未回収のまま終わる? 『ワンピース』に残された謎に「忘れられてるんじゃ?」
人魚姫、戦艦、あとひとつは?

●一切情報のない古代兵器ウラヌス
最後は、唯一名前以外の情報が明かされていない古代兵器「ウラヌス」についてです。作中で登場している古代兵器はプルトン、ウラヌス、ポセイドンの3つがあり、それぞれが世界を滅ぼせる程の力を有します。
プルトンについて、クロコダイルは「一発放てば島ひとつを跡形もなく消し飛ばすだけの力がある」と語っていました。さらに「ウォーターセブン編」で、より詳しい内容が発覚し、プルトンの正体は「世界最悪の戦艦」と判明します。
ポセイドンは「魚人島編」にて、数百年にひとり生まれてくるとされる人魚の「ふたつ名」であることが明らかになりました。ポセイドンの力を宿す者は海王類と心を通わせ、自在に操ることができます。悪意を持って使えば世界を海に沈めることさえ可能な存在です。作中で、リュウグウ王国の王女・しらほしがその力を宿していることが発覚しています。

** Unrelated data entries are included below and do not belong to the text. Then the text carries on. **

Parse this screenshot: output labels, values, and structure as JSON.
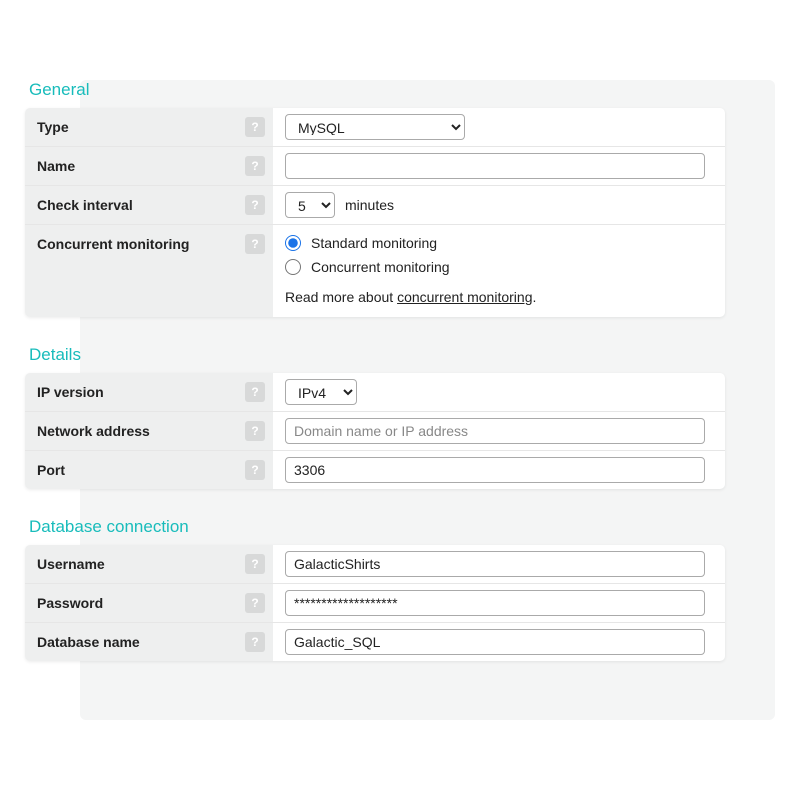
{
  "general": {
    "title": "General",
    "type_label": "Type",
    "type_value": "MySQL",
    "name_label": "Name",
    "name_value": "",
    "interval_label": "Check interval",
    "interval_value": "5",
    "interval_unit": "minutes",
    "concurrent_label": "Concurrent monitoring",
    "concurrent_option_std": "Standard monitoring",
    "concurrent_option_conc": "Concurrent monitoring",
    "readmore_prefix": "Read more about ",
    "readmore_link": "concurrent monitoring",
    "readmore_suffix": "."
  },
  "details": {
    "title": "Details",
    "ipver_label": "IP version",
    "ipver_value": "IPv4",
    "addr_label": "Network address",
    "addr_placeholder": "Domain name or IP address",
    "addr_value": "",
    "port_label": "Port",
    "port_value": "3306"
  },
  "db": {
    "title": "Database connection",
    "user_label": "Username",
    "user_value": "GalacticShirts",
    "pass_label": "Password",
    "pass_value": "*******************",
    "dbname_label": "Database name",
    "dbname_value": "Galactic_SQL"
  },
  "help_glyph": "?"
}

プルトンは「戦艦」、ポセイドンは「しらほし」と、正体がはっきりと明言されているのにもかかわらず、「ウラヌス」に関しては姿かたちや能力どころか、どこにあるのかさえ明らかになっていません。
ウラヌスに関する情報の少なさは、もはや「作者の尾田栄一郎先生も忘れてしまっているのではないか?」と疑わざるを得ないほどです。新たな設定が続々と登場していることから、「埋もれてしまうのではないか?」と不安を覚える読者もいました。
『ONE PIECE』は遠い先のことまで見通した緻密な伏線が多く、忘れた頃に謎が明かされる……というケースを読者は何度も目の当たりにしてきました。いまだ明かされていない謎についても、秀逸な伏線回収が用意されていると信じて、楽しみに待ちたいところです。